Action bias gets everyone eventually. Russia is making gains in Ukraine, China's economy is sliding, Apple is being by the US Justice Dept, the election will disrupt the market ... Time to sell everything and cash in before it all goes to hell? No, time to sit on your hands. Or, Nvidia just keeps climbing, so obviously it's overvalued and we should sell and take the profits, right? Wrong, looks like the business is cheaper now (based on revenues and profits) than a year ago.

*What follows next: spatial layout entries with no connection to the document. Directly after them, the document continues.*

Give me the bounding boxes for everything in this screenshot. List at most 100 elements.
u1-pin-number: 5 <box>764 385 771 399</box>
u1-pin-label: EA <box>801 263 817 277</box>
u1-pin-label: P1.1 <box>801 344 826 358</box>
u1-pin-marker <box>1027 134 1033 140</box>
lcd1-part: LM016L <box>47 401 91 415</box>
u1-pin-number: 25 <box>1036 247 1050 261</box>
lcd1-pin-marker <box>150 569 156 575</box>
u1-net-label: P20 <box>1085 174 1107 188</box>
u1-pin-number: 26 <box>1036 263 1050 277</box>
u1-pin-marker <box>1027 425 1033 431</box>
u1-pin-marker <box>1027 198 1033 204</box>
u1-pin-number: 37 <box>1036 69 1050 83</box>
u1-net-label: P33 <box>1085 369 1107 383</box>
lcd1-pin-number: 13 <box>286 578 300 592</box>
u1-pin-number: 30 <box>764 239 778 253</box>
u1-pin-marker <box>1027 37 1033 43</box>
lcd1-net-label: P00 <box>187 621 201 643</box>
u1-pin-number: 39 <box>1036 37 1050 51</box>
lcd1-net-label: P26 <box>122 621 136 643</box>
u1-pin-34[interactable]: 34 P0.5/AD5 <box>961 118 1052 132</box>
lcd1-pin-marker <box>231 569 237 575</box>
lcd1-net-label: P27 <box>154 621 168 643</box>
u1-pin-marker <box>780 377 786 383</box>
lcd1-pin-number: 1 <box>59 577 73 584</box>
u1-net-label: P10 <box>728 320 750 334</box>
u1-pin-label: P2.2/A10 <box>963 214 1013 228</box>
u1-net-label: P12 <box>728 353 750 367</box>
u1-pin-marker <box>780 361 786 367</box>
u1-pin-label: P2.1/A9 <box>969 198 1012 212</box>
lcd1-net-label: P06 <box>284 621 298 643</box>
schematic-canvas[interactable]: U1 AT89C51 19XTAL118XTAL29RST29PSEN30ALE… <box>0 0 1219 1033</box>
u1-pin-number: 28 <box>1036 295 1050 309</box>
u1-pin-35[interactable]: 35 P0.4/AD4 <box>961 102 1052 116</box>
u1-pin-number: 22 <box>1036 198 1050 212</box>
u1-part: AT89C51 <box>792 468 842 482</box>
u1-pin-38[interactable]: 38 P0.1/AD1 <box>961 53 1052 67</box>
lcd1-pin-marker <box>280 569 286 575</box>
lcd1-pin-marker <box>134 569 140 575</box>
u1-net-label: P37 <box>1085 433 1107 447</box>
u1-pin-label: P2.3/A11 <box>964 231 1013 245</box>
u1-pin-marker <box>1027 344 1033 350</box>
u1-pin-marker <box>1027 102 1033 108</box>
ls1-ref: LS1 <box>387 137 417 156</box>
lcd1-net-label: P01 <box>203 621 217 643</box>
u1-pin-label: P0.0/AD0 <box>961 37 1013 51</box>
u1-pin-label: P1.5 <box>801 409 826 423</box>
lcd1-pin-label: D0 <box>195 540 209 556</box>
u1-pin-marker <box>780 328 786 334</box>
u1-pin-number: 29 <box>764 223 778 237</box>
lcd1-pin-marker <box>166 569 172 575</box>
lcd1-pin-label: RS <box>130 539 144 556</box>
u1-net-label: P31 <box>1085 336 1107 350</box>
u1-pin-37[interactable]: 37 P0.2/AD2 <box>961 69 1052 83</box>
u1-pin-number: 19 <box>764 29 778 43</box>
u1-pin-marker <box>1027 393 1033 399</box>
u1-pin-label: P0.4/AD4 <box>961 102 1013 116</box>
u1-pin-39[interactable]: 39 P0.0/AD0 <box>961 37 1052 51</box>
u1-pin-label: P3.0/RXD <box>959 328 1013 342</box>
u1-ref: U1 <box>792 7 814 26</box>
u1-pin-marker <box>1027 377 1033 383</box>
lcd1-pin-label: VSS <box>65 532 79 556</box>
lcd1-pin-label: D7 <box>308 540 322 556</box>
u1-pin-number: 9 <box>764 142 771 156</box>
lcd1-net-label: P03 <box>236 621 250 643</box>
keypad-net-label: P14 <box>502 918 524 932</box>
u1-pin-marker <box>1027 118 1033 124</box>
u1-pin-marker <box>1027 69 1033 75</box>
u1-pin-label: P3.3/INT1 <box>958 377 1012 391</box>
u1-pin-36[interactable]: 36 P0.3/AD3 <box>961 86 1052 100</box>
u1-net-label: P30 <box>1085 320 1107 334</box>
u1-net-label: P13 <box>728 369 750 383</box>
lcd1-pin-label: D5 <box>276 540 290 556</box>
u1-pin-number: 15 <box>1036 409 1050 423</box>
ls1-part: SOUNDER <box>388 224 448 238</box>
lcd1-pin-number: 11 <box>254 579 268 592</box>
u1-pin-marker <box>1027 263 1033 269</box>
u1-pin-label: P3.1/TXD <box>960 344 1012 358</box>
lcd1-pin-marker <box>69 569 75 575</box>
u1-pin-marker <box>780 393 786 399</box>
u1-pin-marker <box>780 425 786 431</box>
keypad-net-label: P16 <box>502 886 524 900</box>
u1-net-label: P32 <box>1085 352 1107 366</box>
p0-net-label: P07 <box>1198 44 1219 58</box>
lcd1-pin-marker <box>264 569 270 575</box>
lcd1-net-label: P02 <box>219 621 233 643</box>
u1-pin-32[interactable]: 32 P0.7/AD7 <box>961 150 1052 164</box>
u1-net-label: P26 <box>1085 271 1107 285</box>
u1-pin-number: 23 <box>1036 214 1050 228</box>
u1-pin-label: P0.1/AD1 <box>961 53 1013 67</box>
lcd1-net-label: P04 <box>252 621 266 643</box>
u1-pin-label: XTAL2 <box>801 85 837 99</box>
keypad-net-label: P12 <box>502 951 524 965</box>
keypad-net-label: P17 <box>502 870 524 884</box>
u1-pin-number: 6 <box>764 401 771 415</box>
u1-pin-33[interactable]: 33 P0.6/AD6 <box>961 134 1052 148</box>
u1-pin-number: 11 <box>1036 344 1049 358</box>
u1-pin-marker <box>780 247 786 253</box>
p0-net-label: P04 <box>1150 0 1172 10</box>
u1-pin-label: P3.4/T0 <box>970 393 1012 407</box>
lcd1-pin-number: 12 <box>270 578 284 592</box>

About 95% of the time, the correct reaction in these moments is to do nothing at all. You did your research early on, before you bought each of these stocks. You say you're in for the long haul, meaning 5-10 years or even more— this is your first home, or your kids' college tuition, or retirement funding. As a rule, don't make long term decisions on short-term news. If you are indeed doing careful analysis at the beginning, then once you own the company you must trust the managers that work for you, and trust your own earlier judgment.

And really, it's all judgment. Stock picking and stock investing is more art than science, no matter what you read about uptick volumes and Fibonacci retracement and resistance levels. No one knows what an individual stock is going to do, never mind the entire market. So do your homework, make your play, pay attention, guard against your own biases. Then do it again. And again. You'll do fine.